В тени Холокоста. Дневник Рении - [6]

Шрифт
Интервал

11 февраля 1939 г.

Сегодня дождь… Такой грустный серый день. Но мне не очень грустно. Не знаю почему. Может быть, это идея об отъезде в Канаду, хотя, в конце концов, не так уж она и хороша. А может быть, это потому, что я делаю греческую вазу. Во всяком случае, мне не так грустно, как обычно бывает в дождливые дни, когда я просто стою у окна и считаю слезы, стекающие по стеклу. Их много. Вот бежит одна маленькая, потом другая, побольше, следом за ней еще одна, потом пятая, шестая… и две по моим щекам.

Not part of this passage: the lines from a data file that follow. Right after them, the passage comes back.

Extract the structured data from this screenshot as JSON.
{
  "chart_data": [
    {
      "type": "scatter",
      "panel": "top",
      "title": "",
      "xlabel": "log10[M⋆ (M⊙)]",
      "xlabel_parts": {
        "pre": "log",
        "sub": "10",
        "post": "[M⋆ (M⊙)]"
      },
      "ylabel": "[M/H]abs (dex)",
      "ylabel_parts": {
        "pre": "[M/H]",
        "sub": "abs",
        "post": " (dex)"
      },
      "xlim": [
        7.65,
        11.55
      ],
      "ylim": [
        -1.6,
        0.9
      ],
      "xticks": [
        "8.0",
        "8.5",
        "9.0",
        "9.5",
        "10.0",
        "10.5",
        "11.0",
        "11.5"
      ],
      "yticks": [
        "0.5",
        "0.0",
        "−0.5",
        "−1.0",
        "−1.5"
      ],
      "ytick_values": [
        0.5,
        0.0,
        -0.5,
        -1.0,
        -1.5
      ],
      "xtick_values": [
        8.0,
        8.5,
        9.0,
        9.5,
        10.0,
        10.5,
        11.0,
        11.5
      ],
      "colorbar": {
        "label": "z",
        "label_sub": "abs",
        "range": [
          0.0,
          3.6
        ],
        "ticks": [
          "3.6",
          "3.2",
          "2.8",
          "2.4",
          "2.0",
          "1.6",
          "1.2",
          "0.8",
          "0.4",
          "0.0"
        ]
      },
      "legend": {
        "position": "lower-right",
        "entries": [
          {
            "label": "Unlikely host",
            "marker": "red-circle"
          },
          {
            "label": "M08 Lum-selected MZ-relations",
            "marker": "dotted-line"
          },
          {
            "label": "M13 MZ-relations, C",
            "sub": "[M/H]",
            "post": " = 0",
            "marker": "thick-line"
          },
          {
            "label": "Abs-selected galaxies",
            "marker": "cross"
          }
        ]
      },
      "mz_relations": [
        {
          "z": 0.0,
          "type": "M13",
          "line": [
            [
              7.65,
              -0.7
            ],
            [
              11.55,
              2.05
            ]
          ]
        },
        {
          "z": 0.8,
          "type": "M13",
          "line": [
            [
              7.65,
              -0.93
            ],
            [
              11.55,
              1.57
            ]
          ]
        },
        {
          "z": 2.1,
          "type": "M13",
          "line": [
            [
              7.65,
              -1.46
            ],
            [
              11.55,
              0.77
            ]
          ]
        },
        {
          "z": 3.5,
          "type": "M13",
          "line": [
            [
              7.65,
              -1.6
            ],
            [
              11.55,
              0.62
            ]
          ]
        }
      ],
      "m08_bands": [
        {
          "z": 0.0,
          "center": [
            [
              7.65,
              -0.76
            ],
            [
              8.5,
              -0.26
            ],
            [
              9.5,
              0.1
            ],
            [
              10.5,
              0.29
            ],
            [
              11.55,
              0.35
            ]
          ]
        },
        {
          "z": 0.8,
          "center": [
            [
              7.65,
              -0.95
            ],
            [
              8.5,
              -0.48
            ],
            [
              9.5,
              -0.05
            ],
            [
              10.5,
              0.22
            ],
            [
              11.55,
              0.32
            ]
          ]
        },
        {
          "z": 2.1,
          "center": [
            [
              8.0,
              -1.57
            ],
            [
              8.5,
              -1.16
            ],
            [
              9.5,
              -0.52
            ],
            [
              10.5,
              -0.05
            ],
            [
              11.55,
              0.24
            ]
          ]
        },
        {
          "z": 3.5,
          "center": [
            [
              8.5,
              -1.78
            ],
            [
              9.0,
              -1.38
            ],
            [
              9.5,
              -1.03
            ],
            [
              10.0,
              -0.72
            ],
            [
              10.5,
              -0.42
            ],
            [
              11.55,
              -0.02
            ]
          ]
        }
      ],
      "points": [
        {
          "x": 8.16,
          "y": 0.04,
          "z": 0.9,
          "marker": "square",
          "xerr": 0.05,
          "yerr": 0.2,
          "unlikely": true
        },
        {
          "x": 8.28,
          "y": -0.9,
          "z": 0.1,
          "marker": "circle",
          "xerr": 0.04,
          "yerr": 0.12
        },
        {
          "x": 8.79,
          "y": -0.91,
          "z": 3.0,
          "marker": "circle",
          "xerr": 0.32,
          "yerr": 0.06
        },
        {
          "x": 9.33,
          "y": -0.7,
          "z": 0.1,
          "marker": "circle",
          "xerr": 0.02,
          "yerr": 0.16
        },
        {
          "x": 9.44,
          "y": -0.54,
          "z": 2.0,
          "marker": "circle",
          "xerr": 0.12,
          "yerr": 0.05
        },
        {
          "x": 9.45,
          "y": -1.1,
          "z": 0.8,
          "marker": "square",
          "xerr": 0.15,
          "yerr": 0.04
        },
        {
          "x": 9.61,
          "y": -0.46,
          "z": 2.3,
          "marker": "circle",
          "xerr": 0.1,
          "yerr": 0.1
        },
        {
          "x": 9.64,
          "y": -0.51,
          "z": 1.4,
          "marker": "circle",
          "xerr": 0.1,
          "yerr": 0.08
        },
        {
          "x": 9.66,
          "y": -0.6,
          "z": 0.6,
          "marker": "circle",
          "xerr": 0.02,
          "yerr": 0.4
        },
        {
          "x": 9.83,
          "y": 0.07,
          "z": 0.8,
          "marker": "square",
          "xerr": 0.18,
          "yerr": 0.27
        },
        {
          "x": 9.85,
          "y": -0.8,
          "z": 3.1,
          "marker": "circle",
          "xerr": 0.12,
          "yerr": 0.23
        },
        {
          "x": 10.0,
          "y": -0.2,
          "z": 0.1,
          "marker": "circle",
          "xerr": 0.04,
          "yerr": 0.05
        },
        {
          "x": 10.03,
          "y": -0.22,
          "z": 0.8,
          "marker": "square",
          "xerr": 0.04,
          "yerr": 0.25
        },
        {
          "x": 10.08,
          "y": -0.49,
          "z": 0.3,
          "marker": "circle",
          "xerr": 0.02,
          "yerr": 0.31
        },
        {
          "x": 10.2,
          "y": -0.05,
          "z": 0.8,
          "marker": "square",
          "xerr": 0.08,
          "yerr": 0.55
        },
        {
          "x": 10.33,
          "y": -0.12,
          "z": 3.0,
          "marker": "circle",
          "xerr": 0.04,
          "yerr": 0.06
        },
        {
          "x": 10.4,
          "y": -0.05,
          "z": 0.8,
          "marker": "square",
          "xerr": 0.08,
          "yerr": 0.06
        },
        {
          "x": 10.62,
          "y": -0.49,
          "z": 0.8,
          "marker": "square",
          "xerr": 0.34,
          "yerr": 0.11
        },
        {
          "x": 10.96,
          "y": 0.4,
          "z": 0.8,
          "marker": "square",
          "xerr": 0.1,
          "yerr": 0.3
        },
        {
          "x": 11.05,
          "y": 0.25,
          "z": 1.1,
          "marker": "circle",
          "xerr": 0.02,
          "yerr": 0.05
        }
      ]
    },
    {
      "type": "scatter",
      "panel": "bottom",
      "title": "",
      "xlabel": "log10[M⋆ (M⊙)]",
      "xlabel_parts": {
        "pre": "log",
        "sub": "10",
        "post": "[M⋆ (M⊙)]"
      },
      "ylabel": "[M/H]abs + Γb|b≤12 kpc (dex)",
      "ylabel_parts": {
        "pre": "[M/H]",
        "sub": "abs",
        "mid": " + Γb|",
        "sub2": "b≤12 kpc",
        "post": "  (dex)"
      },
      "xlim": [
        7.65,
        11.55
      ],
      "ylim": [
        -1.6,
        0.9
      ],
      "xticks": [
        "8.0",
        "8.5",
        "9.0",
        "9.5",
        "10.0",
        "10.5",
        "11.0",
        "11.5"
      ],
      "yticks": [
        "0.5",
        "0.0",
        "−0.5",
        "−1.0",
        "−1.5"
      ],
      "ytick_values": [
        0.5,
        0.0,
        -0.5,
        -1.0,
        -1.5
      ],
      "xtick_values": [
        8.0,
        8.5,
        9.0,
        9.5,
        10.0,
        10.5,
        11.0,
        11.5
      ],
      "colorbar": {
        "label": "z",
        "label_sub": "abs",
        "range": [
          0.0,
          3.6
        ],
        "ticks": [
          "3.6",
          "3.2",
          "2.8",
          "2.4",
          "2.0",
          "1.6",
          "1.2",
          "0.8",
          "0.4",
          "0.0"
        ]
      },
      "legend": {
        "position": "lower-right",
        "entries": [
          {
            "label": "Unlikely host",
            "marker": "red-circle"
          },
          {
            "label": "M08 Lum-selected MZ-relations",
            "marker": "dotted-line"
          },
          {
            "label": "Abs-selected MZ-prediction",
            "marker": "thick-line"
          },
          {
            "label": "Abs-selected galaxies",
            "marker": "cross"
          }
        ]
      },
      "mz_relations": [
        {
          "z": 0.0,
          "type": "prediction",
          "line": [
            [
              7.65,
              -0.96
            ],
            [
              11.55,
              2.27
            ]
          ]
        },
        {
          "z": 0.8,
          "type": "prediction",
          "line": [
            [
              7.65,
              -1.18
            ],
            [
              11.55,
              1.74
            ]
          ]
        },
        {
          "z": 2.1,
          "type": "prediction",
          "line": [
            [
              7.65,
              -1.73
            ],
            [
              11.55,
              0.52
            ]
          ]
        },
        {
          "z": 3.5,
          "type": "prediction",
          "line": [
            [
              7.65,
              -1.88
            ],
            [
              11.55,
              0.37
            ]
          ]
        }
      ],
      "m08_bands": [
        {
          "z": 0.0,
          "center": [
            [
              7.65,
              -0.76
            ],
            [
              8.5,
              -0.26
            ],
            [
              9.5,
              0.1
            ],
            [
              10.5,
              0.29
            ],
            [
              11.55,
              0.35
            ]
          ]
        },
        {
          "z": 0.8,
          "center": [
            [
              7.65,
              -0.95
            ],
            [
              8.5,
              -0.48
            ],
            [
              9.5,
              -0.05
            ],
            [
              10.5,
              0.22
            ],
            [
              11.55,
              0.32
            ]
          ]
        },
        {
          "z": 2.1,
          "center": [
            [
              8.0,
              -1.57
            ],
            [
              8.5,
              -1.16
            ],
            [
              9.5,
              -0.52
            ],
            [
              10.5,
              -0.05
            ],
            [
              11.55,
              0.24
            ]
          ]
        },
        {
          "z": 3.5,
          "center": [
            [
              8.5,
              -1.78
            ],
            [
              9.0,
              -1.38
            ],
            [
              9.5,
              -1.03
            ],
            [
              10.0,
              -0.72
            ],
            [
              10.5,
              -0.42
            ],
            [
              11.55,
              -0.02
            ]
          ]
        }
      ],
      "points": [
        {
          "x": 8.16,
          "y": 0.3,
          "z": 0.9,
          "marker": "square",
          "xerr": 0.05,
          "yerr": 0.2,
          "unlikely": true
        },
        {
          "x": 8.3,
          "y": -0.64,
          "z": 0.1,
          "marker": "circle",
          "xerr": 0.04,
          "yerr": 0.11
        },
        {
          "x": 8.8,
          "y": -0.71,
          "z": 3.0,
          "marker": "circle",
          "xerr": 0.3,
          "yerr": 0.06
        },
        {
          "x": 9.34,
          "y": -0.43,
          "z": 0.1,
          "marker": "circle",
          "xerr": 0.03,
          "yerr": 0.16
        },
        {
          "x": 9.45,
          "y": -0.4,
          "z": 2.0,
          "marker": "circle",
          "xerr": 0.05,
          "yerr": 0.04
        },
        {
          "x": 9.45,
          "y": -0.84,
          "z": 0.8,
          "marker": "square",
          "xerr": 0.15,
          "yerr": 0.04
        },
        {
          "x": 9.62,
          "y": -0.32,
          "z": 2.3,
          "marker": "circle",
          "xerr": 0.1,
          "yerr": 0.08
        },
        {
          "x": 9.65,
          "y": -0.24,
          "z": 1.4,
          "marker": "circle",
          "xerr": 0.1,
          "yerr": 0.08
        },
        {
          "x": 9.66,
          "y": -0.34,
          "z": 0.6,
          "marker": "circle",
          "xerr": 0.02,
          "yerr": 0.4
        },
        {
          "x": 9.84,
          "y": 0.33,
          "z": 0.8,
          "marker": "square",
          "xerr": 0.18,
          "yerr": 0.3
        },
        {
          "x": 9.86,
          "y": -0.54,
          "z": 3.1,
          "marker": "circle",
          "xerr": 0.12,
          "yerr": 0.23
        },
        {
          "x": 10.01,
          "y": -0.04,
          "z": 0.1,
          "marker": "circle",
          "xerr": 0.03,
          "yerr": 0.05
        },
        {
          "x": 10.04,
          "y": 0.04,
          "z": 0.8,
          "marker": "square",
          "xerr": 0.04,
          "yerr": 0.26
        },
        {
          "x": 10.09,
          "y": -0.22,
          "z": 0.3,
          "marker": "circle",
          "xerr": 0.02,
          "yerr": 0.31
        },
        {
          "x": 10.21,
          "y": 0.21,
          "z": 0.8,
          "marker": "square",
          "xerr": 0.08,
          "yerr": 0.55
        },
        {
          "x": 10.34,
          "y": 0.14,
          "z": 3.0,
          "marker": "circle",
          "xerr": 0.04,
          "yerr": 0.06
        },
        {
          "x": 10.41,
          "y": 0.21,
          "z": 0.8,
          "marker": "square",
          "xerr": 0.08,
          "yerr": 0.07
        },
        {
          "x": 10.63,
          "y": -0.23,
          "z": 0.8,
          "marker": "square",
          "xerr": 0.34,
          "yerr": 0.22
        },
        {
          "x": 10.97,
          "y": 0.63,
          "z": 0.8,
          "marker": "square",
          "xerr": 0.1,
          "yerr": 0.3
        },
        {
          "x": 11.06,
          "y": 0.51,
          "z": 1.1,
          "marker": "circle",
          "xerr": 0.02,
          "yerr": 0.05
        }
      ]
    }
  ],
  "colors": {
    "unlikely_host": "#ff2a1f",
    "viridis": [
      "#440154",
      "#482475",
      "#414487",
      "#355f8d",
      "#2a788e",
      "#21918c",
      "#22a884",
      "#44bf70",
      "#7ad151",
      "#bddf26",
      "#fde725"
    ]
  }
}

Они все сбегают вниз, как будто хотят упасть на мокрую, слякотную улицу, как будто хотят ее сделать еще грязнее, как будто хотят изуродовать этот день, сделать его еще противнее. Но сегодня – это какая-то загадка. Как… как мусорный бак. Все считают, что это ерунда, вообще ничего. Но это не так. Не знаю. Можно надо мной смеяться, но я думаю, что неодушевленные предметы могут разговаривать. Может быть, надо мной посмеются, но ты наверняка поймешь, мой дорогой друг. Дело в том, что иногда мне кажется, будто неодушевленные предметы могут говорить. (На самом деле они вовсе не неодушевленные. У них есть душа, совсем как у людей.) Иногда мне кажется, что водопровод хихикает. И не только я так думаю, значит, это так и есть. Люди называют это хихиканье по-разному, но им никогда не приходит в голову, что это именно хихиканье. Или мусорный бак:

– Ну наконец-то ночь и темнота!
Глаза б не видели! Здесь жизнь совсем не та,
Что в городском киоске: там суета,
Огни вокруг. А тут –
Лежу себе бумажный мятый мяч –
Не абы кто – афиша передач!
Еженедельная! Пожить бы мне!
А я вот в урне мусорной! На дне!
– Подумаешь! Ты хоть узнала мир! –
Взвыл новостной листок, зачитанный до дыр.
Я на прилавке не лежал,
Не грел бока без дела –
Носился я по площадям,
Кричал, как угорелый.
И день пронесся – смерч смертельный!
Я б лучше был еженедельный!
– А я с рождения к такой судьбе готова,
Я не упертая. – сказала яркая обертка.
Вздохнула. И вздохнула снова.
– Но я-то не готов! Я – детский журнал!
С красивыми картинками цветными!
Все восхищаются страницами моими.
Чтоб я – и в урне мусорной лежал!
Нет! Невозможно! Я вообще-то
Не ежедневная газета!
И не афиша глупая,
И не вот это… –
Он на обертку посмотрел. –
Держитесь от меня подальше! Вы не у дел!
Что началось тут: «Я в тебе дыру
Проделаю! А ну-ка получи, печатное изделье!
Нашелся тут! Хватай! Держи его!
И поутру
Бумаги разлетелись, словно перья.
А люди удивлялись: вот вопрос!
Кто разбросал здесь мусор,
Кто его
До урны не донес?

Рения. Шлю тебе поцелуй, но сейчас мне надо сесть и наполниться доверху.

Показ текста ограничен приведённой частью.